Here’s another dirty little secret about Walker’s shutting down nearby facilities and shipping youths three and a half hours away—a day’s journey for poor families if they can even get there: To the state, those kids are simply money.
Milwaukee County pays about $320 a day per youth to create jobs in Northern Wisconsin for people who have little experience or training in dealing humanely with minority youths from Milwaukee’s poorest neighborhoods.
Add severe understaffing resulting from massive early retirements after Walker eliminated collective bargaining for state employees and now yearlong paid suspensions of more than 20 employees under criminal investigation. It can regularly lead to back-to-back 16-hour shifts.
The ugly consequence: Angry, undertrained, overworked guards erupting in violence slamming the limbs of those damn kids in cell doors.
Even before the latest investigation, many Milwaukee County judges stopped sending young people to Lincoln Hills and Copper Lake because of the horror stories coming back.
Another dirty little secret showing the state cares more about money than child safety: When fewer children began arriving from Milwaukee, reducing the population, supervisors suddenly found reasons to hold youths longer so the money would keep coming.
Now Milwaukee County officials want to use that $320 a day per youth to create a series of smaller, more secure and effective detention programs in their own community.
That would create jobs and a better economy here instead of the North Woods.
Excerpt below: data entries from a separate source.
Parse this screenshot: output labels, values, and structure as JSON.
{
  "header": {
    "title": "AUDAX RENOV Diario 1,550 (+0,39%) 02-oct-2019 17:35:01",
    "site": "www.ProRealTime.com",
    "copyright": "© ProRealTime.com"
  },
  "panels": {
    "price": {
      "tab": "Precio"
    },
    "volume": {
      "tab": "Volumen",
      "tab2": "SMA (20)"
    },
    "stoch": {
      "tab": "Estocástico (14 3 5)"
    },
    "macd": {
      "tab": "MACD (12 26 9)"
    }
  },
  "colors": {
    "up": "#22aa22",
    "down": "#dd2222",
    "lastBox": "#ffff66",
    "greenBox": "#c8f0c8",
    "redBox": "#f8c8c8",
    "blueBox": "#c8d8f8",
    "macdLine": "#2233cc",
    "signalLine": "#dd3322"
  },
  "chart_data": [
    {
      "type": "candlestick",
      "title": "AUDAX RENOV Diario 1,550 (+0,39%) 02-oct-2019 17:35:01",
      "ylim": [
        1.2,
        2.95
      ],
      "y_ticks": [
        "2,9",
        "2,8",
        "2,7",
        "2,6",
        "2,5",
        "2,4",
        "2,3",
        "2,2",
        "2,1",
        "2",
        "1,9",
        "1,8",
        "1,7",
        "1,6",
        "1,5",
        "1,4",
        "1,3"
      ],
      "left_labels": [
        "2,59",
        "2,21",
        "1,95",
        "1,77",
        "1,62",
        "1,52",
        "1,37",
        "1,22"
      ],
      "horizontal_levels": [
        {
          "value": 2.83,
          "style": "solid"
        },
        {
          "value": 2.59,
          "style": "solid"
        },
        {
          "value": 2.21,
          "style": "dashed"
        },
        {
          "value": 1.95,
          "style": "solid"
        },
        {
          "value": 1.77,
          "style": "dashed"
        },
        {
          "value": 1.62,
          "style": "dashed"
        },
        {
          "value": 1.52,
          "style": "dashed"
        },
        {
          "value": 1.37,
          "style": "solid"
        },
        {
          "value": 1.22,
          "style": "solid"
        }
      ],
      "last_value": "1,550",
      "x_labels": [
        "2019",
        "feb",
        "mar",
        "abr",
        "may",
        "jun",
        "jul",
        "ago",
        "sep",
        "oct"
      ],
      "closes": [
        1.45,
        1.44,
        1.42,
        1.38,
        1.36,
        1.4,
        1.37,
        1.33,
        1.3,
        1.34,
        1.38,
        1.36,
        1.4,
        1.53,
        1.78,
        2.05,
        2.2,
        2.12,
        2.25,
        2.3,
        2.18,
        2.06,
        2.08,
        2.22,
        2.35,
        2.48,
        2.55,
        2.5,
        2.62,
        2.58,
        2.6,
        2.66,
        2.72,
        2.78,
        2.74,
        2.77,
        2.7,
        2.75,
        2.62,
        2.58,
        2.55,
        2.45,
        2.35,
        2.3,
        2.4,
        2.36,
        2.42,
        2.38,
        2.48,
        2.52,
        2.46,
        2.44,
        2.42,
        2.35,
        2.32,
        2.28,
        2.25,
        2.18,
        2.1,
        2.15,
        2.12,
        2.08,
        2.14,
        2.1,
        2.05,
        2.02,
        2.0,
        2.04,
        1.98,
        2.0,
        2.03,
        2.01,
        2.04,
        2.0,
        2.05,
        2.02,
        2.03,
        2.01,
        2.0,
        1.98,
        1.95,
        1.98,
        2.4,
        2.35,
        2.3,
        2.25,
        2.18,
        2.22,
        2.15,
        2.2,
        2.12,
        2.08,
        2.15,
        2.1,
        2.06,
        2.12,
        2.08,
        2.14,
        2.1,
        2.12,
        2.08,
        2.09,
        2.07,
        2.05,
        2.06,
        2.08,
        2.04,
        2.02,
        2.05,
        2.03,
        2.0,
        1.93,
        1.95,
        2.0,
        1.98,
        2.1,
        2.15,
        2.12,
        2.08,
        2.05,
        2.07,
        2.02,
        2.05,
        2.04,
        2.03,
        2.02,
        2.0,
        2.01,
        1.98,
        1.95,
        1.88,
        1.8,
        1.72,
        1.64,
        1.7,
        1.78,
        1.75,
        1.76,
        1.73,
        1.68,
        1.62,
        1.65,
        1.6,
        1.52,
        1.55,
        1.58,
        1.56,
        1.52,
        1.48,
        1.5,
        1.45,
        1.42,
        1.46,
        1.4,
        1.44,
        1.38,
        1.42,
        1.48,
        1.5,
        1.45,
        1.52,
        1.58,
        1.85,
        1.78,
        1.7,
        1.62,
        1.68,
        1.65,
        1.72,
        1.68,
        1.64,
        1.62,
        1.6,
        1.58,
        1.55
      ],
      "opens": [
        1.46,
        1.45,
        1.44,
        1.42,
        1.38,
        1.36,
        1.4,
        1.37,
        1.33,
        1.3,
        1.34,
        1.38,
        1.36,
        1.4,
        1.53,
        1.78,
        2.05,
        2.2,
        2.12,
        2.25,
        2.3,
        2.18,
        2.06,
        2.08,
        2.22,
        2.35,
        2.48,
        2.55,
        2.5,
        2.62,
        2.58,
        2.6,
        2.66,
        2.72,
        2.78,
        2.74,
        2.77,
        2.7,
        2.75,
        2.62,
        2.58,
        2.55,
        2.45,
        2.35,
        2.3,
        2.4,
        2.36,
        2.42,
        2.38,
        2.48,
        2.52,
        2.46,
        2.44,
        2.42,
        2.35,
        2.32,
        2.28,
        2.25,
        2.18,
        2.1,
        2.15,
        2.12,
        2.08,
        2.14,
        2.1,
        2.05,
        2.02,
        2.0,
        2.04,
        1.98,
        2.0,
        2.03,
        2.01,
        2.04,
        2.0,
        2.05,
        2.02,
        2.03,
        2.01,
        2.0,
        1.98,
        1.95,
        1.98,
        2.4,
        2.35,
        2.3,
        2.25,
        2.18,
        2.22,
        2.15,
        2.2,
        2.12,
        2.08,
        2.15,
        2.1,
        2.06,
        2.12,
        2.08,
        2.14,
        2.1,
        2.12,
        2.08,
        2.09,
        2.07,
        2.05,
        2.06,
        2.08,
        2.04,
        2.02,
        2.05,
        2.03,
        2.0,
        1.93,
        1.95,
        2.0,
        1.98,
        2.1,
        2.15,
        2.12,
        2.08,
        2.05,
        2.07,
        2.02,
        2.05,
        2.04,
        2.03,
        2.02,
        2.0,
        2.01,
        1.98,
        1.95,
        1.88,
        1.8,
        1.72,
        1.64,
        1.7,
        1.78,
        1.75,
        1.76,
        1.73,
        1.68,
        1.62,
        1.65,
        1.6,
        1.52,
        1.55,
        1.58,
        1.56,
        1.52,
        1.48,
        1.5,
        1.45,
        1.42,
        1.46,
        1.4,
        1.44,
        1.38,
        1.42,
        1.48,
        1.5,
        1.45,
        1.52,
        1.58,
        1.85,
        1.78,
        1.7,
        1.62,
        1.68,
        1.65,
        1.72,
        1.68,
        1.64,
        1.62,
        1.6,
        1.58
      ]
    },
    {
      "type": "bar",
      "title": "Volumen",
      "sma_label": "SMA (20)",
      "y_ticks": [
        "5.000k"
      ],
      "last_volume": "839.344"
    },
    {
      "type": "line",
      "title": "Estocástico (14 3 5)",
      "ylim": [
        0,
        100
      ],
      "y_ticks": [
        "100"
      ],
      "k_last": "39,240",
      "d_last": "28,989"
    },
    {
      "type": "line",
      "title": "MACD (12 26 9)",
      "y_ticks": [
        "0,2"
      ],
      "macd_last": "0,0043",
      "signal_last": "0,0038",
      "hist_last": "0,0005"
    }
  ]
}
It also would improve community safety by diverting more children from crime and violence instead of returning them to Milwaukee County after they’ve been damaged from crime and violence committed upon them by the state.
But that doesn’t let the state off the hook from providing more resources for community corrections, especially if federal prosecutors find state officials from the governor on down have contributed to increasing crime and violence among vulnerable, at-risk youth in Milwaukee County.
DA Chisholm warned the Community Brainstorming Conference that the state was trying to shirk its responsibility,
“I think that’s in the back of their minds right now,” Chisholm said. “They would like nothing more than to wash their hands of all this and dump the problem on us with no additional resources whatsoever.”
The dirtiest secret of all about incarceration is the state has callously used it disproportionately to destroy the lives and futures of people of color they don’t care about to create more jobs and profits for others.